I saw many of the same things you describe during my various journeys to the area - there are still many foxholes, trenches and of course the remains of Westwall bunkers and dragon's teeth. I wasn't really looking for relics though, but I did come away with a rather nasty 12-inch long shell fragment (with brass rotating band) from the field west of the village of Huertgen that I cleaned up and polished. I also broke off a chunk of a demolished bunker (#358) that Klaus Schulz had defended when he was there as a Fahnenjunker with the 353rd Inf.Div. in Sep. 1944. The area that most fascinated me was where I slept one night under the trees - it was an area about 500 meters west of the village of Germeter along the eastern bank of the Kall. This area, which was carpeted with smallish fir trees, was literally pock-marked with shell holes and foxholes - from both sides, probably.
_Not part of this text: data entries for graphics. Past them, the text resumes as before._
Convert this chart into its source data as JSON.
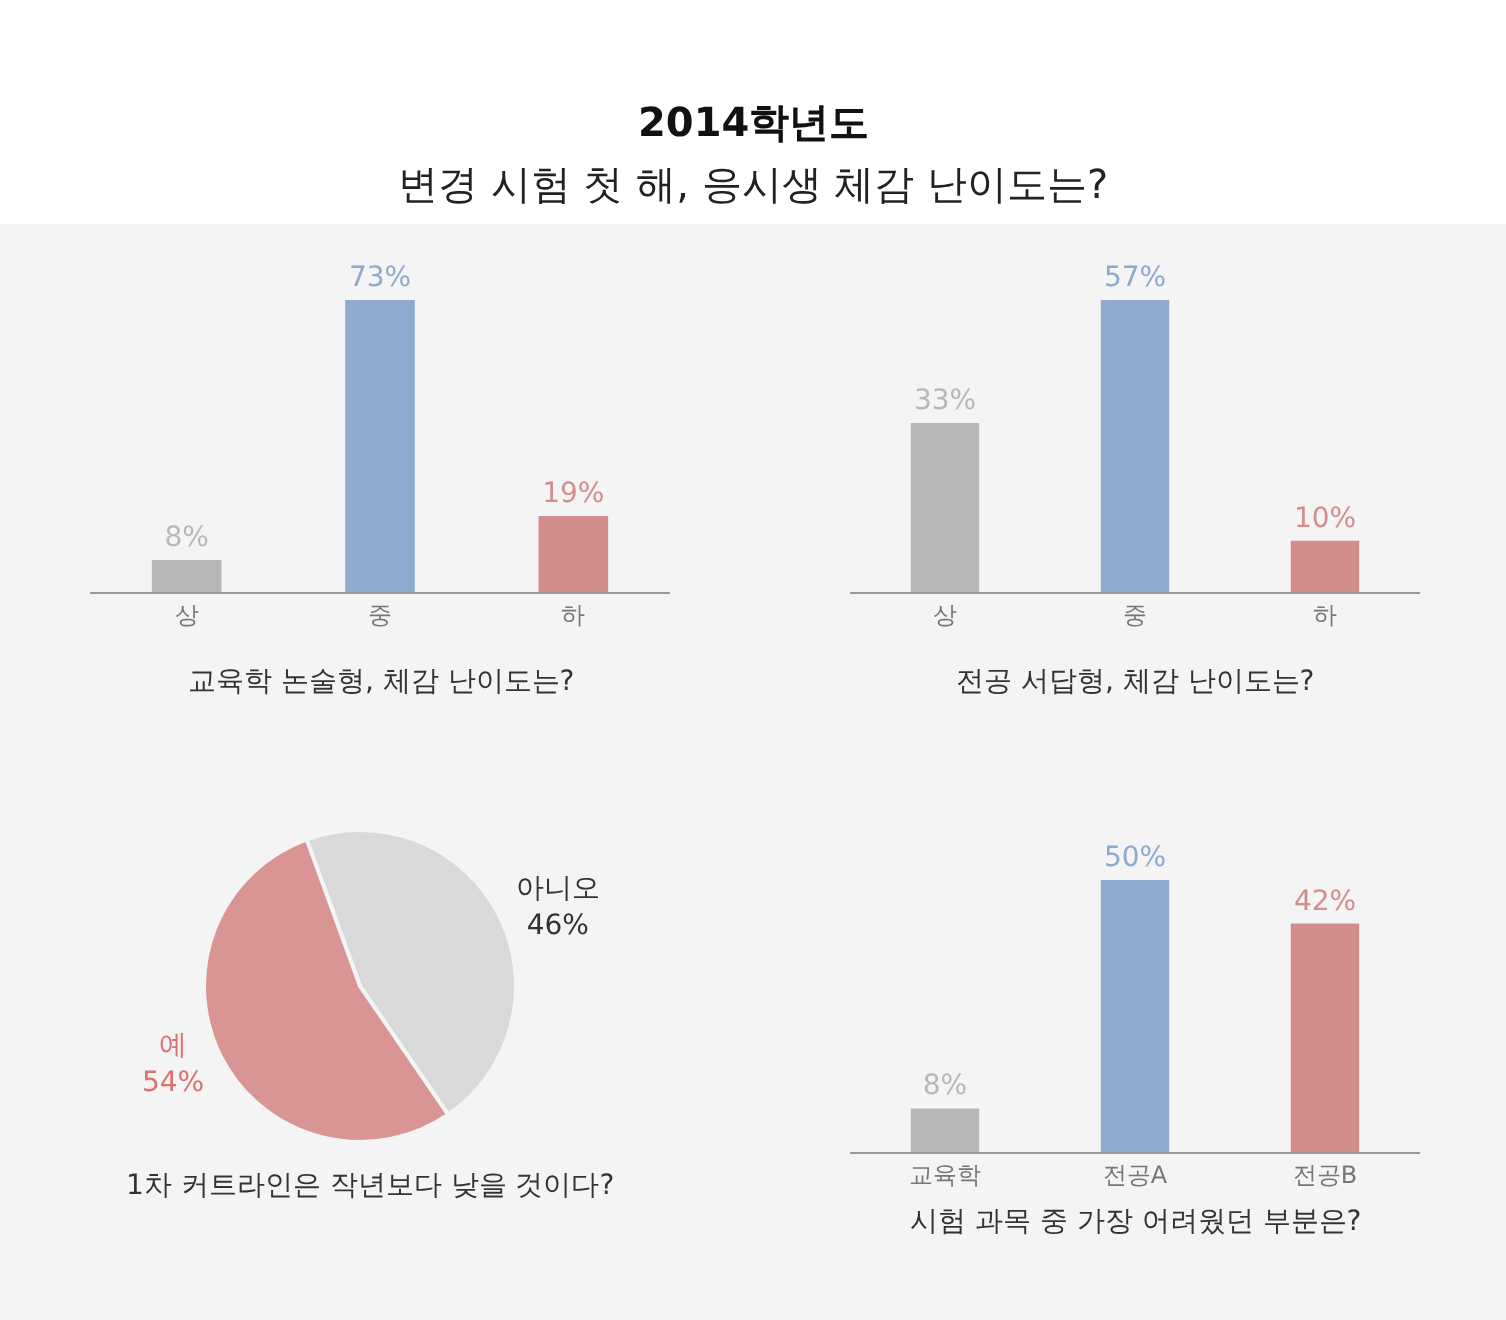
{
  "chart_data": [
    {
      "type": "other",
      "title": "2014학년도",
      "subtitle": "변경 시험 첫 해, 응시생 체감 난이도는?"
    },
    {
      "type": "bar",
      "title": "교육학 논술형, 체감 난이도는?",
      "categories": [
        "상",
        "중",
        "하"
      ],
      "values": [
        8,
        73,
        19
      ],
      "colors": [
        "#b7b7b7",
        "#8eabcf",
        "#d28d8c"
      ],
      "value_labels": [
        "8%",
        "73%",
        "19%"
      ]
    },
    {
      "type": "bar",
      "title": "전공 서답형, 체감 난이도는?",
      "categories": [
        "상",
        "중",
        "하"
      ],
      "values": [
        33,
        57,
        10
      ],
      "colors": [
        "#b7b7b7",
        "#8eabcf",
        "#d28d8c"
      ],
      "value_labels": [
        "33%",
        "57%",
        "10%"
      ]
    },
    {
      "type": "pie",
      "title": "1차 커트라인은 작년보다 낮을 것이다?",
      "categories": [
        "아니오",
        "예"
      ],
      "values": [
        46,
        54
      ],
      "colors": [
        "#d9d9d9",
        "#d99594"
      ],
      "value_labels": [
        "46%",
        "54%"
      ]
    },
    {
      "type": "bar",
      "title": "시험 과목 중 가장 어려웠던 부분은?",
      "categories": [
        "교육학",
        "전공A",
        "전공B"
      ],
      "values": [
        8,
        50,
        42
      ],
      "colors": [
        "#b7b7b7",
        "#8eabcf",
        "#d28d8c"
      ],
      "value_labels": [
        "8%",
        "50%",
        "42%"
      ]
    }
  ]
}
Though the features had been softened by 60 years of erosion and blankets of pine needles, you couldn't help but notice that some very serious fighting had taken place there. Signs of the fighting are still all over the place, though the buildings themselves bear few of the scars (just about everything had been destroyed and had to be rebuilt).
As for the typos, that surprised me - so I went back to my original manuscript and lo and behold, my original spelling was correct but at some point along the way, during of the many edits, someone used a spell checker with slightly different dictionary and made the change to the manuscript. After viewing the manuscript about a hundred times, I missed that one (and who knows how many others) because after a while, your eyes glaze over and you can't spot errors even if your life depended upon it. So I guess those will have to be fixed if there is a second edition. Also, I noticed that a detailed footnote about how the Jg.Pz. 38 came to be called a Hetzer also got deleted - can't explain that one, though I guess that AFV purists everywhere are probably shaking their heads at my ignorance -
Glad to hear that you enjoyed the book - after writing and proofing it a thousand times or so, I was getting pretty tired of it, to tell you the truth and was wondering if I had accomplished what I set out to do. From what I've heard so far from about a dozen people who have read it, I guess I struck a nerve, in a good way. Hope that this addresses the historical record and shows people that the VGDs could be pretty damned good and certainly, at least when they were first fielded, did not consist of callow teenagers and drooling old men.
Abbott: This sure is a beautiful forest.
Costello: Too bad you can't see it for all those trees!